Spain: $412.4 Billion
With a population of 46.6 million, Spain generated tax receipts of $412.4 billion in 2016 according to the report. The country operates a sliding scale of income tax from 19% to 45%, while the general corporation tax rate is 25%. Meanwhile, residents of the Andalucia region had some good news this year, as it was announced changes to inheritance tax rules mean that the vast majority of children or spouses will not have to pay it anymore.
Canada: $491.1 Billion
The system of paying federal tax is simple in Canada: there is a sliding scale of 15% to 33% depending on how much you earn, however it gets a bit trickier when you need to add on provincial and territorial tax as the rate you pay depends on your income – and where you live. The rates vary dramatically from 4%, the lowest bracket in Nunavut, up to the highest bracket in Nova Scotia of 21%. The country’s population of 36.3 million brought in a total of $491.1 billion in 2016.
Italy: $792.8 Billion
Italy’s 60.6 million-strong population helped contribute to vast tax revenues of $792.8 billion. Italians pay personal income tax of between 23% to 43%, plus regional tax which is typically between 1.23% and 3.33%
United Kingdom: $869.4 Billion
The UK generated $869.4 billion in tax from its population of 65.6 million people, according to the OECD report. The UK uses a progressive income tax system, where those living in England, Wales and Northern Ireland pay between 20% and 45% tax, while those in Scotland pay 19% to 46% tax depending in their earnings. Residents must also pay National Insurance contributions too, which are 12%, although workers who earn more than $62,380 pay only 2% on earnings over that threshold. The Corporation Tax main rate is 19% but is set to be reduced to 17% in 2020.
France: $1,115.9 Billion
With a population of 66.9 million, France generated $1,115.9 billion in tax. However it will be interesting to see the results of dramatic tax cuts President Emmanuel Macron made in 2017, including slashing the contentious wealth tax effectively by 70% and introducing a 30% flat rate on capital gains.
Germany: $1,305.7 Billion
A combination of being the biggest economy in Europe, a population of 82 million and a relatively high taxation system means Germany has the second-largest tax revenue in the report at $1,305.7 billion. In addition to income tax, which varies from 14% to 45% for very high incomes, everyone has to pay solidarity tax, which is capped at 5.5% of an individual’s income tax. Also, if you’re a member of a church registered in Germany, you will also be required to pay a church tax of 8% or 9% of your income, depending on which federal state you live in.

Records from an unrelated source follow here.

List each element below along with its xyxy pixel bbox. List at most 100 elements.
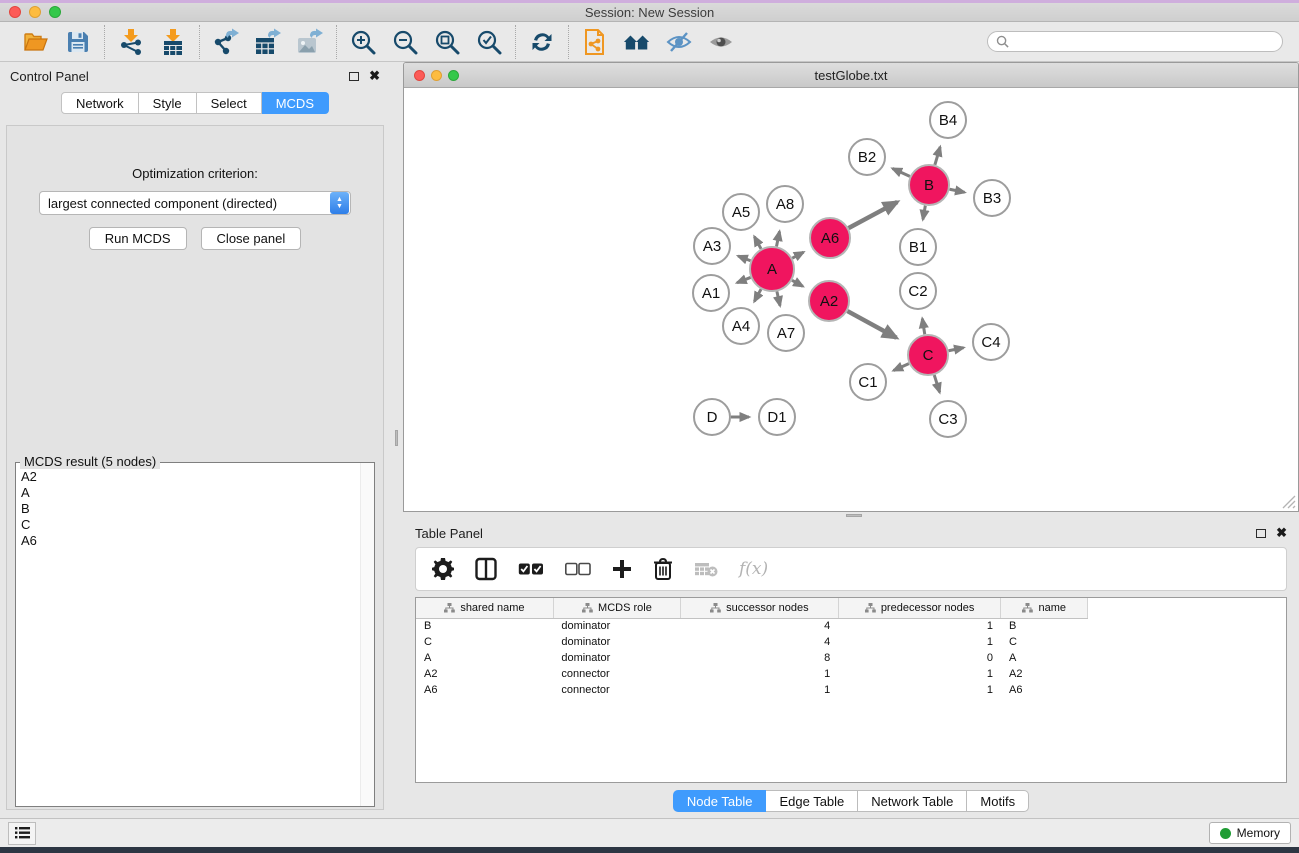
tab-select[interactable]: Select [197,92,262,114]
tab-mcds[interactable]: MCDS [262,92,329,114]
table-cell[interactable]: 4 [681,634,839,650]
save-session-icon[interactable] [64,28,92,56]
search-input[interactable] [1014,35,1274,49]
add-column-plus-icon[interactable] [612,559,632,579]
column-header[interactable]: shared name [416,598,553,618]
table-cell[interactable]: dominator [553,634,680,650]
table-cell[interactable]: C [416,634,553,650]
duplicate-network-icon[interactable] [581,28,609,56]
table-cell[interactable]: A6 [416,682,553,698]
node-table[interactable]: shared nameMCDS rolesuccessor nodesprede… [415,597,1287,783]
table-cell[interactable]: C [1001,634,1088,650]
open-file-icon[interactable] [22,28,50,56]
column-header[interactable]: successor nodes [681,598,839,618]
table-cell[interactable]: 1 [838,666,1001,682]
table-cell[interactable]: 4 [681,618,839,634]
deselect-all-icon[interactable] [565,562,591,576]
memory-button[interactable]: Memory [1209,822,1291,844]
graph-edge[interactable] [935,147,940,165]
float-panel-icon[interactable] [349,72,359,81]
graph-edge[interactable] [934,375,939,392]
graph-edge[interactable] [738,256,750,261]
horizontal-splitter[interactable] [403,512,1299,520]
vertical-splitter[interactable] [390,62,403,818]
network-window-titlebar[interactable]: testGlobe.txt [404,63,1298,88]
graph-edge[interactable] [923,206,925,220]
export-table-icon[interactable] [254,28,282,56]
table-cell[interactable]: dominator [553,618,680,634]
show-all-eye-icon[interactable] [707,28,735,56]
column-header[interactable]: name [1001,598,1088,618]
splitter-grip[interactable] [846,514,862,517]
mcds-result-item[interactable]: C [21,517,360,533]
table-row[interactable]: Cdominator41C [416,634,1088,650]
table-cell[interactable]: A [416,650,553,666]
close-panel-button[interactable]: Close panel [201,227,302,250]
tab-motifs[interactable]: Motifs [967,790,1029,812]
select-all-icon[interactable] [518,562,544,576]
table-cell[interactable]: 1 [838,618,1001,634]
show-columns-icon[interactable] [475,557,497,581]
table-cell[interactable]: A6 [1001,682,1088,698]
mcds-result-list[interactable]: A2ABCA6 [16,463,360,806]
graph-edge[interactable] [847,311,896,338]
run-mcds-button[interactable]: Run MCDS [89,227,187,250]
table-cell[interactable]: connector [553,682,680,698]
float-table-panel-icon[interactable] [1256,529,1266,538]
tab-network[interactable]: Network [61,92,139,114]
tab-network-table[interactable]: Network Table [858,790,967,812]
close-table-panel-icon[interactable]: ✖ [1276,528,1287,538]
column-header[interactable]: predecessor nodes [838,598,1001,618]
table-cell[interactable]: A2 [416,666,553,682]
zoom-out-icon[interactable] [391,28,419,56]
result-scrollbar[interactable] [360,463,374,806]
table-cell[interactable]: dominator [553,650,680,666]
table-options-gear-icon[interactable] [432,558,454,580]
table-row[interactable]: A6connector11A6 [416,682,1088,698]
graph-edge[interactable] [737,277,751,282]
close-panel-icon[interactable]: ✖ [369,71,380,81]
graph-edge[interactable] [894,364,909,371]
zoom-in-icon[interactable] [349,28,377,56]
function-builder-icon[interactable]: f(x) [739,559,768,579]
graph-edge[interactable] [949,348,964,351]
delete-table-icon[interactable] [694,560,718,578]
table-cell[interactable]: 1 [681,682,839,698]
task-history-button[interactable] [8,822,36,845]
graph-edge[interactable] [777,231,780,246]
column-header[interactable]: MCDS role [553,598,680,618]
mcds-result-item[interactable]: B [21,501,360,517]
network-canvas[interactable]: B4B2BB3B1A5A8A6A3AA1C2A4A7A2C4CC1C3DD1 [404,88,1298,511]
table-cell[interactable]: 8 [681,650,839,666]
zoom-selected-icon[interactable] [475,28,503,56]
hide-selected-eye-icon[interactable] [665,28,693,56]
table-row[interactable]: A2connector11A2 [416,666,1088,682]
refresh-icon[interactable] [528,28,556,56]
zoom-fit-icon[interactable] [433,28,461,56]
table-row[interactable]: Bdominator41B [416,618,1088,634]
table-cell[interactable]: B [416,618,553,634]
mcds-result-item[interactable]: A6 [21,533,360,549]
export-network-icon[interactable] [212,28,240,56]
table-cell[interactable]: connector [553,666,680,682]
graph-edge[interactable] [922,319,924,335]
table-cell[interactable]: A [1001,650,1088,666]
graph-edge[interactable] [792,252,803,258]
splitter-grip[interactable] [395,430,398,446]
delete-column-trash-icon[interactable] [653,557,673,581]
table-cell[interactable]: 1 [838,682,1001,698]
import-network-icon[interactable] [117,28,145,56]
graph-edge[interactable] [754,289,761,301]
tab-node-table[interactable]: Node Table [673,790,767,812]
search-field[interactable] [987,31,1283,52]
window-resize-grip[interactable] [1282,495,1296,509]
home-layout-icon[interactable] [623,28,651,56]
graph-edge[interactable] [950,189,965,192]
tab-style[interactable]: Style [139,92,197,114]
tab-edge-table[interactable]: Edge Table [766,790,858,812]
mcds-result-item[interactable]: A2 [21,469,360,485]
table-cell[interactable]: 1 [838,634,1001,650]
import-table-icon[interactable] [159,28,187,56]
table-cell[interactable]: B [1001,618,1088,634]
graph-edge[interactable] [849,202,898,228]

United States: $4,846.3 Billion
The US tops the list in the report for having the highest level of tax revenues, with $4,846.3 billion tax generated from its population of 325.7 million. However with the US going through huge tax reforms this year under President Trump, it will be interesting to see the impact that has on those figures in future. Most analyses suggests that while the changes aren’t the biggest tax cuts the country has ever seen, the reduction of the corporate tax rate from 35% to 21% is the biggest corporate tax cut in US history.